Creating Netspend's Design System
The approach I used to make a reusable, scalable and consistent design system
Taking inventory
To begin, I decided to take inventory of all the different styles, components and patterns we were using throughout our existing products. Once I felt I had captured everything, I grouped them into categories and put them in Figma to make it easy to start comparing everything, side-by-side. It revealed dozens of button styles, incorrectly applied font weights, no logic to any of the spacing, and the list went on. Needless to say, it wasn’t pretty and confirmed our need for a design system as soon as possible.
Structure and organization
From there, we as a team, started evaluating existing design systems. We had an idea of what we wanted, but researching how others structured and organized theirs really helped us understand all the key pieces we wanted to include in ours. It was very important to me that our system was not just a big collection of our user interface elements—I also wanted it to serve as a way to communicate why we decided on the choices we made, the guidelines to adhere to when applying these components in real life situations and how all of the patterns work together.
As far as structuring our system, we based a lot of the ground work from Atomic Design and decided to use a similar five stage approach.
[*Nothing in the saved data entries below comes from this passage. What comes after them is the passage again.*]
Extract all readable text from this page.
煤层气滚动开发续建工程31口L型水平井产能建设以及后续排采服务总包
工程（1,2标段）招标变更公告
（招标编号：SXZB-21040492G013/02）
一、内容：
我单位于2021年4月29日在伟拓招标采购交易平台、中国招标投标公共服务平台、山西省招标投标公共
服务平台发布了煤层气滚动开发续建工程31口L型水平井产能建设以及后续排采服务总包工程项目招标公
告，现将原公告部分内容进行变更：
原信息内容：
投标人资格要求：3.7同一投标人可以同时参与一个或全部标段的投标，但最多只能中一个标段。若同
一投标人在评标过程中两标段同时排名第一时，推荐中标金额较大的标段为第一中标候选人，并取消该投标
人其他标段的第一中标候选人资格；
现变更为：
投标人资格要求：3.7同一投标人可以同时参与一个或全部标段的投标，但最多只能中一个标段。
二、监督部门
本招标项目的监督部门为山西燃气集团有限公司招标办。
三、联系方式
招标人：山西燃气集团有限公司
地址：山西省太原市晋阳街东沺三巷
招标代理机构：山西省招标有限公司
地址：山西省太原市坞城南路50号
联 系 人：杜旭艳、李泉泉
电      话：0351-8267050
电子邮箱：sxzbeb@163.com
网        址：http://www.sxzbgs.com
However, we did end up relabeling the stages (inspired by GE’s design system) to make them a little more easy to understand (chemistry was never my strong suit). Here’s where we landed:
Foundation
The foundational level of the design system that designers should reference and respect when creating new design patterns
Basics
Design patterns that fall on the simple side of the spectrum
Components
Design patterns that fall on the moderately complex side of the spectrum
Layouts
The layout and structure of a section or page
Features
Flows/systems that, when working together, allow users to accomplish a task or solve a problem
Documentation
The documentation was crucial for ensuring that everyone in the organization had a place to go to learn more about every piece of the design system. My goal was to include detailed explanations, guidelines, and best practices for each pattern—and to also provide examples and interactive demos whenever possible to demonstrate how components should be used.
Here are some other key factors that I focused on while documenting our design system:
Guiding principles and philosophies that inform the design decisions within the system. These principles help maintain consistency and align the design system with the organization's goals and values.
Design tokens used in the system, such as color values, font sizes, spacing units, and other variables that define the visual style. This helps maintain consistency across different platforms and ensures that designers and developers use the same values throughout the system.
Guidelines for interaction design, including transitions, animations, micro-interactions, and other motion-related behaviors—with prototypes to help show how these small additions create engaging and consistent user experiences.
Accessibility guidelines and best practices for designing accessible interfaces, including requirements for color contrast, keyboard accessibility, screen reader compatibility, and other accessibility considerations.
For most components, I also created prototypes in Figma to better demonstrate ideas and explain the complex interactions in a more intuitive way. This especially helped the developers understand how everything should function when they began to work on implementing any updated designs.
Results
We’ve found that there are many advantages of using a design system, here are some of them:
A single source of truth for design. With all that we use to communicate (email, Slack, Jira, etc.) it’s nice to have a place to go and be 100% sure about what an element should look and behave like.
Everything is on brand. Especially important when working with a white label product, like we do.
Consistent designs and layouts. No more “what color should this button be” or “how much spacing should this have.”
Reusable patterns means faster design and implementation (not to mention a lot cleaner code).
Easier for product managers to take stock in all the components we currently have and scope out anything we need.
Empowered the team to test more, iterate, and focus on the user experience.